PLUS ON TOMBE DE HAUT, PLUS ÇA FAIT MAL! VICTIME D'ABUS DE TOUTES SORTES, C'EST LE SORT QUE CONNAÎT LA RÉMUNÉRATION À BASE D'OPTIONS. MAIS NE LA TENEZ PAS ENCORE POUR MORTE.

Warren Buffett posait aux actionnaires de Berkshire Hathaway une question lourde de sous-entendus : «Si les options ne constituent pas une forme de rémunération, que sont-elles donc? Et si la rémunération n'est pas une charge, qu'est-elle exactement? Et si les charges ne doivent pas être prises en considération dans le calcul du bénéfice, alors que faut-il en faire?»

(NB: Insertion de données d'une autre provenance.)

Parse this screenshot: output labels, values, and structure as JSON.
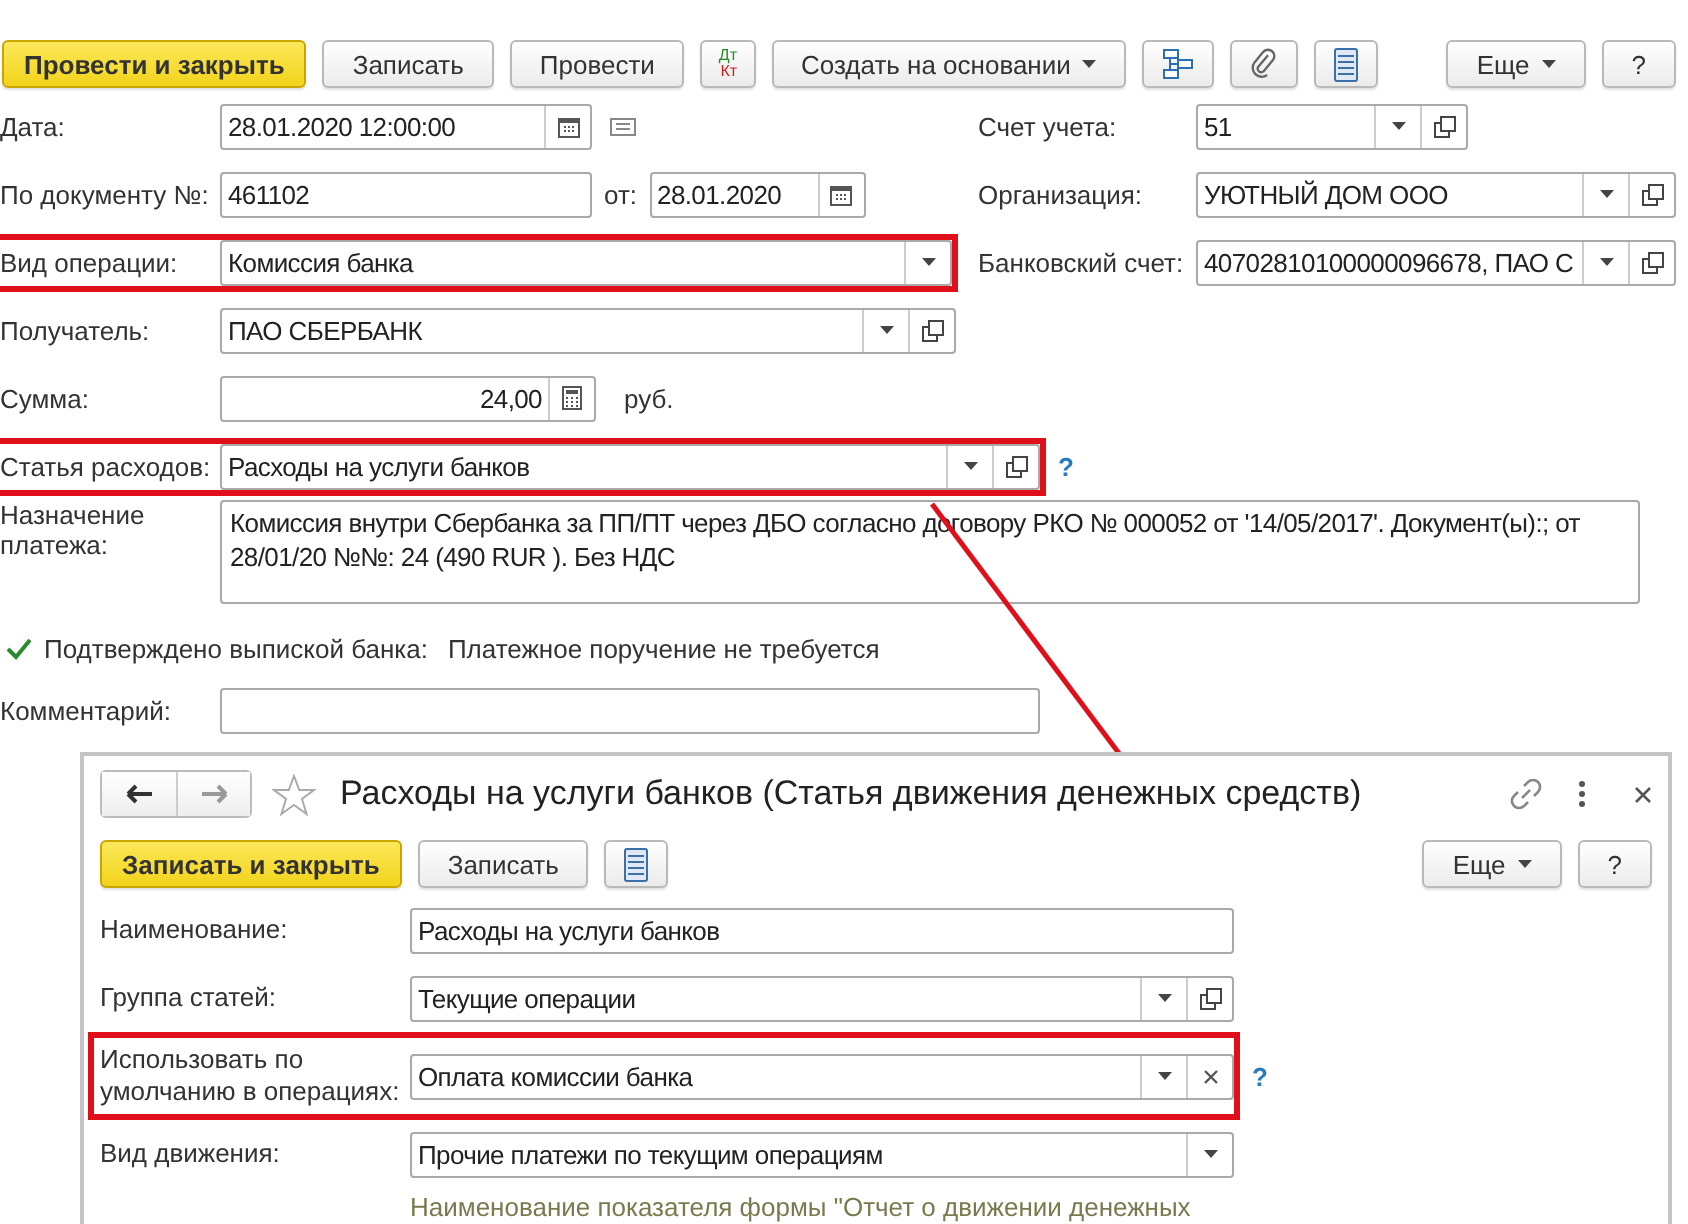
{
  "toolbar": [
    {
      "kind": "primary",
      "label": "Провести и закрыть"
    },
    {
      "kind": "plain",
      "label": "Записать"
    },
    {
      "kind": "plain",
      "label": "Провести"
    },
    {
      "kind": "dtkt",
      "top": "Дт",
      "bottom": "Кт"
    },
    {
      "kind": "menu",
      "label": "Создать на основании"
    },
    {
      "kind": "structure"
    },
    {
      "kind": "attach"
    },
    {
      "kind": "report"
    },
    {
      "kind": "menu",
      "label": "Еще"
    },
    {
      "kind": "plain",
      "label": "?"
    }
  ],
  "date": {
    "label": "Дата:",
    "value": "28.01.2020 12:00:00"
  },
  "account": {
    "label": "Счет учета:",
    "value": "51"
  },
  "doc_number": {
    "label": "По документу №:",
    "value": "461102"
  },
  "doc_date": {
    "label": "от:",
    "value": "28.01.2020"
  },
  "organization": {
    "label": "Организация:",
    "value": "УЮТНЫЙ ДОМ ООО"
  },
  "operation": {
    "label": "Вид операции:",
    "value": "Комиссия банка",
    "highlighted": true
  },
  "bank_account": {
    "label": "Банковский счет:",
    "value": "40702810100000096678, ПАО С"
  },
  "recipient": {
    "label": "Получатель:",
    "value": "ПАО СБЕРБАНК"
  },
  "amount": {
    "label": "Сумма:",
    "value": "24,00",
    "currency": "руб."
  },
  "expense_item": {
    "label": "Статья расходов:",
    "value": "Расходы на услуги банков",
    "highlighted": true,
    "help": "?"
  },
  "purpose": {
    "label": "Назначение платежа:",
    "value": "Комиссия внутри Сбербанка за ПП/ПТ через ДБО согласно договору РКО № 000052 от '14/05/2017'. Документ(ы):; от 28/01/20 №№: 24 (490 RUR  ). Без НДС"
  },
  "confirmed": {
    "label": "Подтверждено выпиской банка:",
    "checked": true,
    "note": "Платежное поручение не требуется"
  },
  "comment": {
    "label": "Комментарий:"
  },
  "catalog_window": {
    "title": "Расходы на услуги банков (Статья движения денежных средств)",
    "toolbar": [
      {
        "kind": "primary",
        "label": "Записать и закрыть"
      },
      {
        "kind": "plain",
        "label": "Записать"
      },
      {
        "kind": "report"
      },
      {
        "kind": "menu",
        "label": "Еще"
      },
      {
        "kind": "plain",
        "label": "?"
      }
    ],
    "name": {
      "label": "Наименование:",
      "value": "Расходы на услуги банков"
    },
    "group": {
      "label": "Группа статей:",
      "value": "Текущие операции"
    },
    "default_use": {
      "label": "Использовать по умолчанию в операциях:",
      "value": "Оплата комиссии банка",
      "highlighted": true,
      "help": "?"
    },
    "movement_kind": {
      "label": "Вид движения:",
      "value": "Прочие платежи по текущим операциям"
    },
    "hint": "Наименование показателя формы \"Отчет о движении денежных"
  }
}
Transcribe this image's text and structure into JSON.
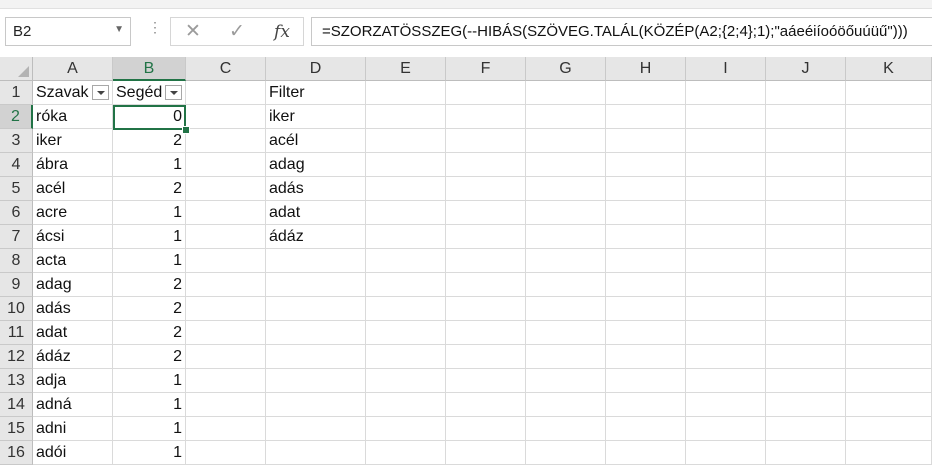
{
  "name_box": {
    "value": "B2",
    "dropdown_icon": "chevron-down-icon"
  },
  "formula_bar": {
    "cancel_icon": "✕",
    "enter_icon": "✓",
    "fx_label": "fx",
    "formula": "=SZORZATÖSSZEG(--HIBÁS(SZÖVEG.TALÁL(KÖZÉP(A2;{2;4};1);\"aáeéiíoóöőuúüű\")))"
  },
  "sheet": {
    "columns": [
      "A",
      "B",
      "C",
      "D",
      "E",
      "F",
      "G",
      "H",
      "I",
      "J",
      "K"
    ],
    "rows": [
      "1",
      "2",
      "3",
      "4",
      "5",
      "6",
      "7",
      "8",
      "9",
      "10",
      "11",
      "12",
      "13",
      "14",
      "15",
      "16"
    ],
    "selected_cell": "B2",
    "headers": {
      "a": "Szavak",
      "b": "Segéd",
      "d": "Filter"
    },
    "col_a": [
      "róka",
      "iker",
      "ábra",
      "acél",
      "acre",
      "ácsi",
      "acta",
      "adag",
      "adás",
      "adat",
      "ádáz",
      "adja",
      "adná",
      "adni",
      "adói"
    ],
    "col_b": [
      "0",
      "2",
      "1",
      "2",
      "1",
      "1",
      "1",
      "2",
      "2",
      "2",
      "2",
      "1",
      "1",
      "1",
      "1"
    ],
    "col_d": [
      "iker",
      "acél",
      "adag",
      "adás",
      "adat",
      "ádáz"
    ]
  }
}
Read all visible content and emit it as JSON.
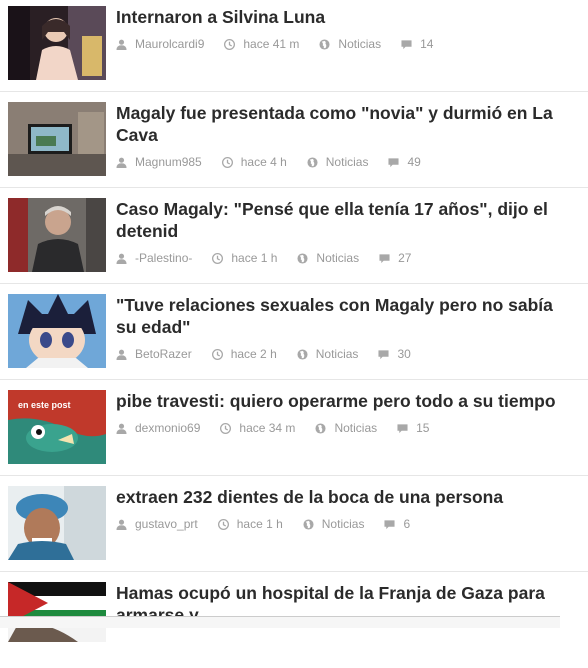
{
  "posts": [
    {
      "title": "Internaron a Silvina Luna",
      "author": "Maurolcardi9",
      "time": "hace 41 m",
      "category": "Noticias",
      "comments": "14"
    },
    {
      "title": "Magaly fue presentada como \"novia\" y durmió en La Cava",
      "author": "Magnum985",
      "time": "hace 4 h",
      "category": "Noticias",
      "comments": "49"
    },
    {
      "title": "Caso Magaly: \"Pensé que ella tenía 17 años\", dijo el detenid",
      "author": "-Palestino-",
      "time": "hace 1 h",
      "category": "Noticias",
      "comments": "27"
    },
    {
      "title": "\"Tuve relaciones sexuales con Magaly pero no sabía su edad\"",
      "author": "BetoRazer",
      "time": "hace 2 h",
      "category": "Noticias",
      "comments": "30"
    },
    {
      "title": "pibe travesti: quiero operarme pero todo a su tiempo",
      "author": "dexmonio69",
      "time": "hace 34 m",
      "category": "Noticias",
      "comments": "15",
      "thumb_text": "en este post"
    },
    {
      "title": "extraen 232 dientes de la boca de una persona",
      "author": "gustavo_prt",
      "time": "hace 1 h",
      "category": "Noticias",
      "comments": "6"
    },
    {
      "title": "Hamas ocupó un hospital de la Franja de Gaza para armarse y",
      "author": "",
      "time": "",
      "category": "",
      "comments": ""
    }
  ],
  "icons": {
    "user": "user-icon",
    "clock": "clock-icon",
    "category": "globe-icon",
    "comments": "comment-icon"
  }
}
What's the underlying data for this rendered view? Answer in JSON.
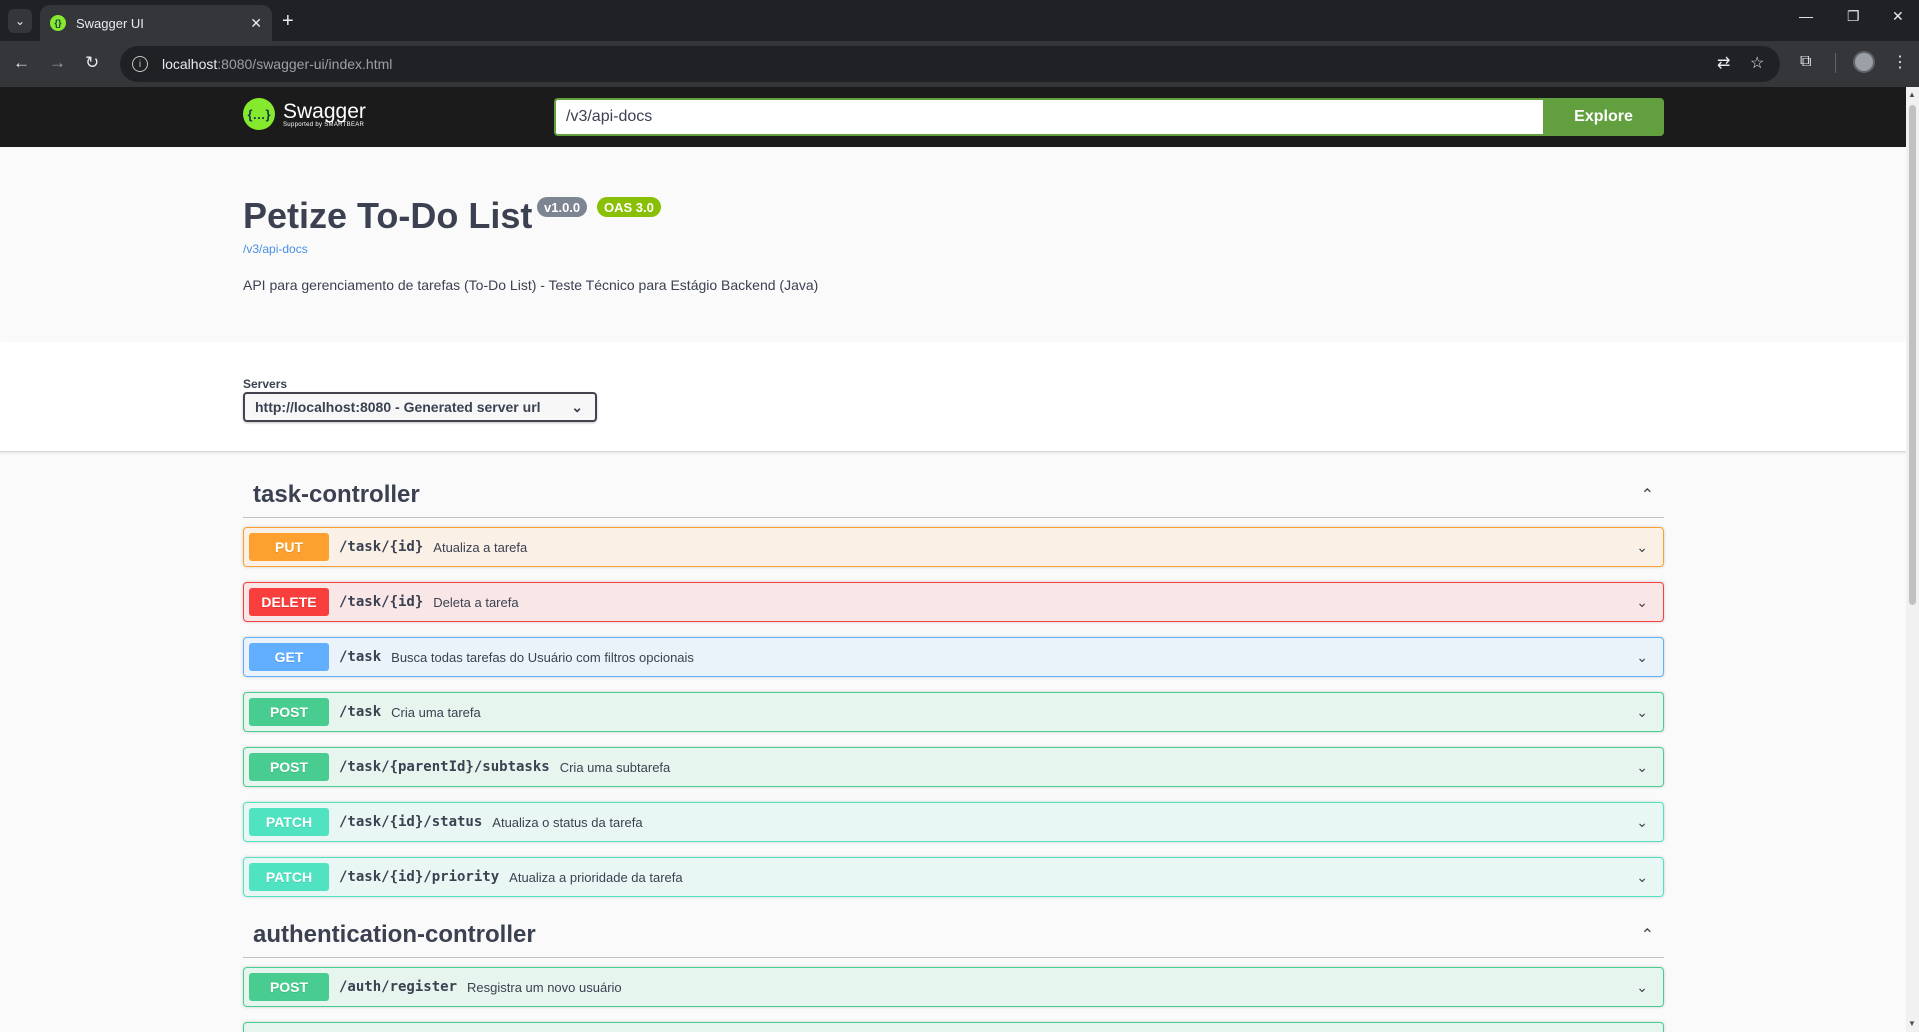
{
  "browser": {
    "tab_title": "Swagger UI",
    "url_host": "localhost",
    "url_rest": ":8080/swagger-ui/index.html"
  },
  "topbar": {
    "logo_name": "Swagger",
    "logo_sub": "Supported by SMARTBEAR",
    "search_value": "/v3/api-docs",
    "explore_label": "Explore"
  },
  "info": {
    "title": "Petize To-Do List",
    "version": "v1.0.0",
    "oas": "OAS 3.0",
    "link": "/v3/api-docs",
    "description": "API para gerenciamento de tarefas (To-Do List) - Teste Técnico para Estágio Backend (Java)"
  },
  "servers": {
    "label": "Servers",
    "selected": "http://localhost:8080 - Generated server url"
  },
  "tags": [
    {
      "name": "task-controller",
      "operations": [
        {
          "method": "PUT",
          "path": "/task/{id}",
          "summary": "Atualiza a tarefa"
        },
        {
          "method": "DELETE",
          "path": "/task/{id}",
          "summary": "Deleta a tarefa"
        },
        {
          "method": "GET",
          "path": "/task",
          "summary": "Busca todas tarefas do Usuário com filtros opcionais"
        },
        {
          "method": "POST",
          "path": "/task",
          "summary": "Cria uma tarefa"
        },
        {
          "method": "POST",
          "path": "/task/{parentId}/subtasks",
          "summary": "Cria uma subtarefa"
        },
        {
          "method": "PATCH",
          "path": "/task/{id}/status",
          "summary": "Atualiza o status da tarefa"
        },
        {
          "method": "PATCH",
          "path": "/task/{id}/priority",
          "summary": "Atualiza a prioridade da tarefa"
        }
      ]
    },
    {
      "name": "authentication-controller",
      "operations": [
        {
          "method": "POST",
          "path": "/auth/register",
          "summary": "Resgistra um novo usuário"
        }
      ]
    }
  ]
}
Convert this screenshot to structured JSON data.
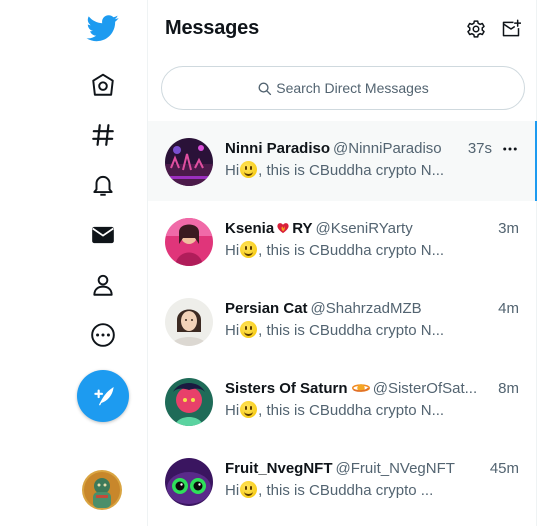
{
  "app": {
    "brand_color": "#1d9bf0"
  },
  "nav": {
    "items": [
      {
        "name": "home-icon"
      },
      {
        "name": "explore-icon"
      },
      {
        "name": "notifications-icon"
      },
      {
        "name": "messages-icon"
      },
      {
        "name": "profile-icon"
      },
      {
        "name": "more-icon"
      }
    ],
    "compose_icon": "compose-tweet-icon"
  },
  "messages": {
    "title": "Messages",
    "settings_icon": "gear-icon",
    "new_message_icon": "new-message-icon",
    "search": {
      "placeholder": "Search Direct Messages",
      "icon": "search-icon"
    },
    "conversations": [
      {
        "name": "Ninni Paradiso",
        "handle": "@NinniParadiso",
        "time": "37s",
        "preview_prefix": "Hi",
        "preview_text": ", this is CBuddha crypto N...",
        "selected": true
      },
      {
        "name": "Ksenia",
        "name_suffix": "RY",
        "handle": "@KseniRYarty",
        "time": "3m",
        "preview_prefix": "Hi",
        "preview_text": ", this is CBuddha crypto N..."
      },
      {
        "name": "Persian Cat",
        "handle": "@ShahrzadMZB",
        "time": "4m",
        "preview_prefix": "Hi",
        "preview_text": ", this is CBuddha crypto N..."
      },
      {
        "name": "Sisters Of Saturn",
        "handle": "@SisterOfSat...",
        "time": "8m",
        "preview_prefix": "Hi",
        "preview_text": ", this is CBuddha crypto N..."
      },
      {
        "name": "Fruit_NvegNFT",
        "handle": "@Fruit_NVegNFT",
        "time": "45m",
        "preview_prefix": "Hi",
        "preview_text": ", this is CBuddha crypto ..."
      }
    ]
  }
}
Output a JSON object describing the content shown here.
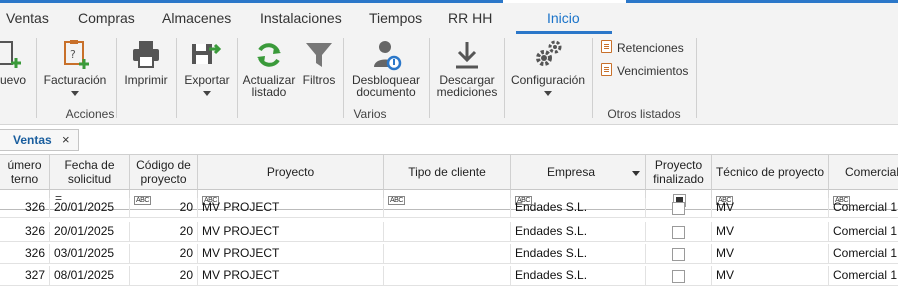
{
  "tabs": [
    "Ventas",
    "Compras",
    "Almacenes",
    "Instalaciones",
    "Tiempos",
    "RR HH",
    "Inicio"
  ],
  "ribbon": {
    "nuevo": "uevo",
    "facturacion": "Facturación",
    "imprimir": "Imprimir",
    "exportar": "Exportar",
    "actualizar_1": "Actualizar",
    "actualizar_2": "listado",
    "filtros": "Filtros",
    "desbloquear_1": "Desbloquear",
    "desbloquear_2": "documento",
    "descargar_1": "Descargar",
    "descargar_2": "mediciones",
    "configuracion": "Configuración",
    "retenciones": "Retenciones",
    "vencimientos": "Vencimientos",
    "group_acciones": "Acciones",
    "group_varios": "Varios",
    "group_otros": "Otros listados"
  },
  "doc_tab": {
    "label": "Ventas",
    "close": "×"
  },
  "grid": {
    "headers": {
      "numero_1": "úmero",
      "numero_2": "terno",
      "fecha_1": "Fecha de",
      "fecha_2": "solicitud",
      "codigo_1": "Código de",
      "codigo_2": "proyecto",
      "proyecto": "Proyecto",
      "tipo_cliente": "Tipo de cliente",
      "empresa": "Empresa",
      "finalizado_1": "Proyecto",
      "finalizado_2": "finalizado",
      "tecnico": "Técnico de proyecto",
      "comercial": "Comercial"
    },
    "filter_abc": "ABC",
    "filter_eq": "=",
    "rows": [
      {
        "num": "326",
        "fecha": "20/01/2025",
        "codigo": "20",
        "proyecto": "MV PROJECT",
        "empresa": "Endades S.L.",
        "tecnico": "MV",
        "comercial": "Comercial 1"
      },
      {
        "num": "326",
        "fecha": "20/01/2025",
        "codigo": "20",
        "proyecto": "MV PROJECT",
        "empresa": "Endades S.L.",
        "tecnico": "MV",
        "comercial": "Comercial 1"
      },
      {
        "num": "326",
        "fecha": "03/01/2025",
        "codigo": "20",
        "proyecto": "MV PROJECT",
        "empresa": "Endades S.L.",
        "tecnico": "MV",
        "comercial": "Comercial 1"
      },
      {
        "num": "327",
        "fecha": "08/01/2025",
        "codigo": "20",
        "proyecto": "MV PROJECT",
        "empresa": "Endades S.L.",
        "tecnico": "MV",
        "comercial": "Comercial 1"
      }
    ]
  },
  "colors": {
    "accent": "#2b77c9",
    "ribbon_bg": "#f3f3f3"
  }
}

Dans le milieu des affaires, il est rare qu'une idée tombe aussi rapidement en discrédit. Il y a à peine quatre ans, en effet, il était tenu pour acquis que les sociétés de la nouvelle économie axées sur la croissance pouvaient attirer des dirigeants de calibre plus élevé en ayant recours aux options sur actions pour les motiver, et bien peu d'investisseurs (sauf peut-être quelques puristes) auraient songé à contester cette notion fondamentale héritée du boom technologique des années 1990. Étant donné la montée vertigineuse des cours du Nasdaq, il aurait été absurde de mettre en doute les stratégies de rémunération de sociétés technologiques en plein essor telles que JDS Uniphase, Cisco Systems et Microsoft. Or, depuis l'éclatement de la bulle technologique et la prise de conscience par le public de nombreuses malversations comptables, la cote des options sur actions s'est beaucoup détériorée.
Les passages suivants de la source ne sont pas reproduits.